Une nouvelle tournure pour la nouvelle monnaie unique, l’ECO dont le lancement était prévu pour juillet 2020. Le Nigeria qui détient 70% du PIB de la CEDEAO, appelle à retarder le décollage de cette monnaie régionale.
Félicienne HOUESSOU
Le Nigéria a déclaré sur les réseaux sociaux qu’il réclamait un report de la monnaie unique ouest-africaine. Et pour cause, la majorité des pays n’ont pas satisfait aux critères de convergence, selon la présidence nigériane. « La position du Nigéria sur la monnaie ECO est que les critères de convergence n’ont pas été remplis par la majorité des pays », a déclaré la présidence du pays sur Twitter. La nouvelle monnaie, qui devait remplacer le franc CFA, a du mal à se lancer. Après plus de 25 réunions sur l’introduction de l’Eco, c’est en décembre 2019 qu’un accord a été finalisé sur son lancement en 2020. Elle devrait être introduite pour la première fois en 2003, mais cela avait été reporté à plusieurs reprises. Un premier report a été opéré pour 2005 à cause de diverses raisons ; puis en 2010 et ensuite en 2014. Lors d’une réunion du Conseil de convergence des ministres et gouverneurs d’Afrique de l’Ouest le 25 mai 2009, le début de la monnaie avait été projeté pour 2015. Malheureusement, ce n’est qu’en juin 2019 que les dirigeants de la Communauté ont officiellement adopté le nom «ECO». Le lancement a donc été projeté pour 2020. Mais, plus rien n’est sûr. Le Nigeria, membre de la CEDEAO, et d’autres pays anglophones d’Afrique de l’Ouest ont déclaré qu’ils n’étaient pas d’accord. Car l’Eco ne satisfaisait pas aux exigences adoptées dans la région pour mettre en place la monnaie unique. Selon le tweet de la présidence du Nigéria, il faut donc prolonger le délai de décollage de la monnaie unique.
La réticence des pays anglophones
Pour mémoire, en décembre 2019, le président de la Côte d’Ivoire, Alassane Ouattara, a fait la grande annonce sur le lancement de l’Eco en remplacement du franc CFA, lors de sa rencontre avec son homologue français Emmanuel Macron. A cet effet, les cinq pays anglophones de la Communauté économique des États de l’Afrique de l’Ouest (CEDEAO), dont le Nigeria, avaient montré leur désapprobation. Les pays anglophones de la sous-région ont critiqué l’initiative d’Abidjan, comme n’étant « pas conforme aux décisions de l’Autorité des chefs d’État et de gouvernement de la CEDEAO pour l’adoption de l’Eco comme nom d’une monnaie unique indépendante de la CEDEAO ». Pour la Gambie, le Ghana, le Liberia, la Sierra Leone et le Nigéria, ce lancement est précipité et n’était pas envisageable en l’état actuel des différentes économies sous-régionales. Cependant, ils avaient suggéré l’Eco soit une nouvelle monnaie pour toute la région, pas seulement en remplacement du franc CFA, comme l’avait suggéré le président ivoirien, Alassane Ouattara dans son discours. Rappelons que la CEDEAO a déclaré que l’objectif de la monnaie unique est de remplacer le franc CFA, une monnaie soutenue par la France et utilisée par ses anciennes colonies. Huit des 15 pays de la CEDEAO utilisent le franc CFA et la France abrite la moitié des réserves de change de ces pays.

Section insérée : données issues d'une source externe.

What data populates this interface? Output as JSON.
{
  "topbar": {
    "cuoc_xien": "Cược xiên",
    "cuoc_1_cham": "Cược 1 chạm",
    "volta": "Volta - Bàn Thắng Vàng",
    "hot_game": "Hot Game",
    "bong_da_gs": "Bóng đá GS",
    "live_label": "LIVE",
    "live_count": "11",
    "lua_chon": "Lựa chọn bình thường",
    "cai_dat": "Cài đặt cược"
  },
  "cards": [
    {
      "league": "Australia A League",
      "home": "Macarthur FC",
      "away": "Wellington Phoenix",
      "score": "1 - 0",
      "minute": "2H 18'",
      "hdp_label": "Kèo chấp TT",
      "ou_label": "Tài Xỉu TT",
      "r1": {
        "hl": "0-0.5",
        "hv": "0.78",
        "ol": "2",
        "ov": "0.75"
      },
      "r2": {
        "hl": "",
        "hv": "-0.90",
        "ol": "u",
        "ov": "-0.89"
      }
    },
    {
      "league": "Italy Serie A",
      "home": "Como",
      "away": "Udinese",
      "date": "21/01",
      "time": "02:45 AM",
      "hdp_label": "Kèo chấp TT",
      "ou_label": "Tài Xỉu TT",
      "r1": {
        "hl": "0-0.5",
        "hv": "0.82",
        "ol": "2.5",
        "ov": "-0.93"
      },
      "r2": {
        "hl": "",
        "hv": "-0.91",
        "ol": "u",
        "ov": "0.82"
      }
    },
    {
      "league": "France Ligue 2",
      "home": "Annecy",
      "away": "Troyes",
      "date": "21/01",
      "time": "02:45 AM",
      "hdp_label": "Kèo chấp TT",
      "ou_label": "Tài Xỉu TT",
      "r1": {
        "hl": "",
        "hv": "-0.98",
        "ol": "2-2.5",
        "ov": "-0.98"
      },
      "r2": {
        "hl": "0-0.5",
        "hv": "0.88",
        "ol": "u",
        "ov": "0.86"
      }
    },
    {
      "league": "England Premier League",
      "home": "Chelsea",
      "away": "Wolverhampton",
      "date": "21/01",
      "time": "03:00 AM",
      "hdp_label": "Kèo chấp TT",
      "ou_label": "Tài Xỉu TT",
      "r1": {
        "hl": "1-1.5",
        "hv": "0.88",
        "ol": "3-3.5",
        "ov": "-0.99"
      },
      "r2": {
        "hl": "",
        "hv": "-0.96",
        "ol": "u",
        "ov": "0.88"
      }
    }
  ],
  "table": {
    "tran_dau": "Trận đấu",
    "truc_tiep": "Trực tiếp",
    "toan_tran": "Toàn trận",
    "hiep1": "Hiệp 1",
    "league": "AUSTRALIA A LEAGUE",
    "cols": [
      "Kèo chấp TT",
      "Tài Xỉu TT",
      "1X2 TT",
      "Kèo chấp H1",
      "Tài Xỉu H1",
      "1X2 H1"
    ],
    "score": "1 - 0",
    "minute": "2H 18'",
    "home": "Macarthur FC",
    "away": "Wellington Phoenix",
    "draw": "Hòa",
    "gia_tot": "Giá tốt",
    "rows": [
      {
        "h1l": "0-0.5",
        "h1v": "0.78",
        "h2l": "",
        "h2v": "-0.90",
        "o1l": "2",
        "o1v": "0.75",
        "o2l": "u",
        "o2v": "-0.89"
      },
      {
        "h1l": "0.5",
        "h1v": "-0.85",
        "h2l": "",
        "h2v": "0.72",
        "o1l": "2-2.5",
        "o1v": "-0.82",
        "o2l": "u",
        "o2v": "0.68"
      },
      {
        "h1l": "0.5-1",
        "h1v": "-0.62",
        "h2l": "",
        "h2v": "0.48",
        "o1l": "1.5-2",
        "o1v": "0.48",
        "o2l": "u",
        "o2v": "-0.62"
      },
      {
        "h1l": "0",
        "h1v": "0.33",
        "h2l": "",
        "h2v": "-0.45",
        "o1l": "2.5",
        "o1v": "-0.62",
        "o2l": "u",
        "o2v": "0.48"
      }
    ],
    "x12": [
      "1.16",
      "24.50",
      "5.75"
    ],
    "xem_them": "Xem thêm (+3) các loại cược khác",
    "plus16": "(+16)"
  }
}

Le mouvement de convergence monétaire, engagé depuis une trentaine d’années semble encore avoir du chemin à parcourir. La rencontre des ministres des Finances des pays anglophones de la CEDEAO et de la Guinée, réunis au sein de la Zone monétaire ouest-africaine (ZMAO) ouvrira certainement le prochain épisode de la mise en œuvre effective de l’Eco. Cet événement va se tenir le 14 février prochain à Freetown dans le but de définir la conduite à tenir dans le processus d’adoption de l’Eco.